In both species, the deep lateral cortex is marked by a transition
between the nicotinamide adenine dinucleotide phosphate-diaphorase (NADPH-d) rich superficial cortex and a cytochrome oxidase (CO) rich central nucleus. In both species, focal injections of anterograde tracers in the cochlear nucleus at sites of known best frequency produced bands of labeled inputs in two different subdivisions of the IC. A medial band of axons terminated in the central nucleus, while shorter bands were located laterally and oriented nearly perpendicularly to the medial bands.
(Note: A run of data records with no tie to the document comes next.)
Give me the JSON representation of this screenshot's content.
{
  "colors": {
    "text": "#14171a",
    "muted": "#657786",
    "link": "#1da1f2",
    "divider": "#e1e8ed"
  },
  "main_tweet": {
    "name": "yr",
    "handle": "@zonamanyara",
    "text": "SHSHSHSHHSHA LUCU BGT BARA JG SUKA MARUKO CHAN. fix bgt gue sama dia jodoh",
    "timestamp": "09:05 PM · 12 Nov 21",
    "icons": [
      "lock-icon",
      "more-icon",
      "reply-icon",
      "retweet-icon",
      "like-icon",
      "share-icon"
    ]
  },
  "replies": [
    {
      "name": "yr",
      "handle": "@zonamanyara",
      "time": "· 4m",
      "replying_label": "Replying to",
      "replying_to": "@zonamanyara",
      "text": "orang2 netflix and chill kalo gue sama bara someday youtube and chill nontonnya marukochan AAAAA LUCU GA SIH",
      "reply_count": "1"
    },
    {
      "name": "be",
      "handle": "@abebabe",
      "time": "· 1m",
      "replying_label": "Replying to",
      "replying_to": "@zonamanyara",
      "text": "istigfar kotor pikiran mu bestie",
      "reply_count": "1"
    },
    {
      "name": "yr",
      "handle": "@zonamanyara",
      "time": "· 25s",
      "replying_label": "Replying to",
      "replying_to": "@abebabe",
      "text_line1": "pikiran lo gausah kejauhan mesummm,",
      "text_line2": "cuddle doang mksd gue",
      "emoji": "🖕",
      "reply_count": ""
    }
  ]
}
In the rat, these Fedratinib price lateral bands were located in the third, deepest layer of the lateral (external) cortex. In the cat, the bands were located in a region that was previously ascribed to the central nucleus, but now considered to belong to the third, deepest layer of the LC, the ventrolateral nucleus. In both species, the LC inputs had a tonotopic organization. In view of this parallel organization, we propose a common parcellation of the IC for rat and cat
with a new nomenclature. The deep layer of the LC, previously referred to as layer 3 in the rat, is designated as the ‘ventrolateral nucleus’ selleck inhibitor of the LC, making it clear that this region is thought to be homologous with the ventrolateral nucleus in the cat. The similar organization of the LC implies that this subdivision of the IC has similar functions in cats and rats. (C) 2008 IBRO. Published by Elsevier Ltd. All rights reserved.”
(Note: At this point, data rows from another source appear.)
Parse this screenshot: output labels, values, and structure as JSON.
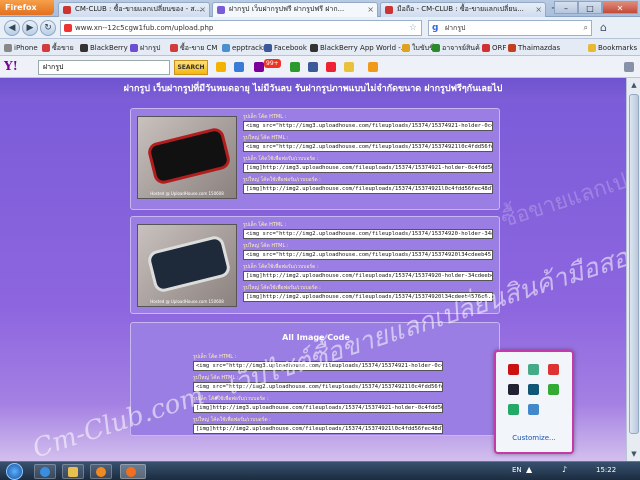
{
  "browser": {
    "menu_label": "Firefox",
    "tabs": [
      {
        "label": "CM-CLUB : ซื้อ-ขายแลกเปลี่ยนของ - ส...",
        "active": false
      },
      {
        "label": "ฝากรูป เว็บฝากรูปฟรี ฝากรูปฟรี ฝาก...",
        "active": true
      },
      {
        "label": "มือถือ - CM-CLUB : ซื้อ-ขายแลกเปลี่ยน...",
        "active": false
      }
    ],
    "new_tab": "+",
    "url": "www.xn--12c5cgw1fub.com/upload.php",
    "search_placeholder": "ฝากรูป",
    "search_logo": "g"
  },
  "bookmarks": [
    {
      "label": "iPhone",
      "color": "#888888"
    },
    {
      "label": "ซื้อขาย",
      "color": "#d23b3b"
    },
    {
      "label": "BlackBerry",
      "color": "#333333"
    },
    {
      "label": "ฝากรูป",
      "color": "#6a4fd0"
    },
    {
      "label": "ซื้อ-ขาย CM",
      "color": "#d23b3b"
    },
    {
      "label": "epptrackr",
      "color": "#4a90d0"
    },
    {
      "label": "Facebook",
      "color": "#3b5998"
    },
    {
      "label": "BlackBerry App World -...",
      "color": "#333333"
    },
    {
      "label": "ใบขับขี่",
      "color": "#e0a020"
    },
    {
      "label": "อาจารย์สินค้",
      "color": "#2a8a2a"
    },
    {
      "label": "ORF",
      "color": "#d03030"
    },
    {
      "label": "Thaimazdas",
      "color": "#c04020"
    },
    {
      "label": "Bookmarks",
      "color": "#e8b830"
    }
  ],
  "yahoo_toolbar": {
    "logo": "Y!",
    "search_value": "ฝากรูป",
    "search_button": "SEARCH",
    "badge": "99+"
  },
  "page": {
    "banner": "ฝากรูป เว็บฝากรูปที่มีวันหมดอายุ ไม่มีวันลบ รับฝากรูปภาพแบบไม่จำกัดขนาด ฝากรูปฟรีๆกันเลยไป",
    "images": [
      {
        "caption": "Hosted @ UploadHouse.com 150608",
        "codes": [
          {
            "label": "รูปเล็ก โค้ด HTML :",
            "value": "<img src=\"http://img3.uploadhouse.com/fileuploads/15374/15374921-holder-0c4fd56..."
          },
          {
            "label": "รูปใหญ่ โค้ด HTML :",
            "value": "<img src=\"http://img2.uploadhouse.com/fileuploads/15374/15374921l0c4fdd56fec..."
          },
          {
            "label": "รูปเล็ก โค้ดใช้เพื่อฟอรั่ม/เวบบอร์ด :",
            "value": "[img]http://img3.uploadhouse.com/fileuploads/15374/15374921-holder-0c4fdd56fe..."
          },
          {
            "label": "รูปใหญ่ โค้ดใช้เพื่อฟอรั่ม/เวบบอร์ด :",
            "value": "[img]http://img2.uploadhouse.com/fileuploads/15374/15374921l0c4fdd56fec48d7..."
          }
        ]
      },
      {
        "caption": "Hosted @ UploadHouse.com 150608",
        "codes": [
          {
            "label": "รูปเล็ก โค้ด HTML :",
            "value": "<img src=\"http://img2.uploadhouse.com/fileuploads/15374/15374920-holder-34cd..."
          },
          {
            "label": "รูปใหญ่ โค้ด HTML :",
            "value": "<img src=\"http://img2.uploadhouse.com/fileuploads/15374/15374920l34cdeeb45..."
          },
          {
            "label": "รูปเล็ก โค้ดใช้เพื่อฟอรั่ม/เวบบอร์ด :",
            "value": "[img]http://img2.uploadhouse.com/fileuploads/15374/15374920-holder-34cdeeb4..."
          },
          {
            "label": "รูปใหญ่ โค้ดใช้เพื่อฟอรั่ม/เวบบอร์ด :",
            "value": "[img]http://img2.uploadhouse.com/fileuploads/15374/15374920l34cdeeb4576c6..."
          }
        ]
      }
    ],
    "all_heading": "All Image Code",
    "all_codes": [
      {
        "label": "รูปเล็ก โค้ด HTML :",
        "value": "<img src=\"http://img3.uploadhouse.com/fileuploads/15374/15374921-holder-0c4fd..."
      },
      {
        "label": "รูปใหญ่ โค้ด HTML :",
        "value": "<img src=\"http://img2.uploadhouse.com/fileuploads/15374/15374921l0c4fdd56fec..."
      },
      {
        "label": "รูปเล็ก โค้ดใช้เพื่อฟอรั่ม/เวบบอร์ด :",
        "value": "[img]http://img3.uploadhouse.com/fileuploads/15374/15374921-holder-0c4fdd56fe..."
      },
      {
        "label": "รูปใหญ่ โค้ดใช้เพื่อฟอรั่ม/เวบบอร์ด :",
        "value": "[img]http://img2.uploadhouse.com/fileuploads/15374/15374921l0c4fdd56fec48d7..."
      }
    ],
    "watermark": "Cm-Club.com : เว็บไซต์ซื้อขายแลกเปลี่ยนสินค้ามือสองภาคเหนือ",
    "watermark2": "Cm-Club.com : ซื้อขายแลกเปลี่ยนภาคเหนือ"
  },
  "tray": {
    "customize": "Customize...",
    "language": "EN",
    "clock": "15:22"
  }
}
“The interscapular brown adipose tissue (IBAT) thermogenesis is accompanied with oxidative stress. In spite of the ability of rats to synthesize selleck vitamin C, we tested the possibility that its additional intake may improve the tissue antioxidative protection. Thus, we studied the MAT oxidative status in rats supplemented by two doses of ascorbic acid over a 4-week period of time.
Our results confirmed that the additional intake of ascorbate improves the tissue antioxidative defense. Probably acting through enhanced insulin release, vitamin C also exerted some metabolic effects, which emphasize its role in the regulation of IBAT functions under normal
physiological conditions. (c) 2008 Elsevier Ltd. All rights reserved.”
“(1) Investigations of the effect of temperature on body size are largely limited to the larval phase, with our understanding of the effect of temperature during metamorphic climax entirely restricted to the insects.
(2) Environmental temperature was manipulated only during metamorphosis in the aquatic amphibian Xenopus laevis.
(3) Lower temperatures during metamorphosis resulted in individuals with greater mass, head width and snout-vent length on the completion of metamorphosis.
(4) This suggests that temperatures experienced during the relatively short metamorphic phase will play an important part in determining the temperature-size relationship in amphibians.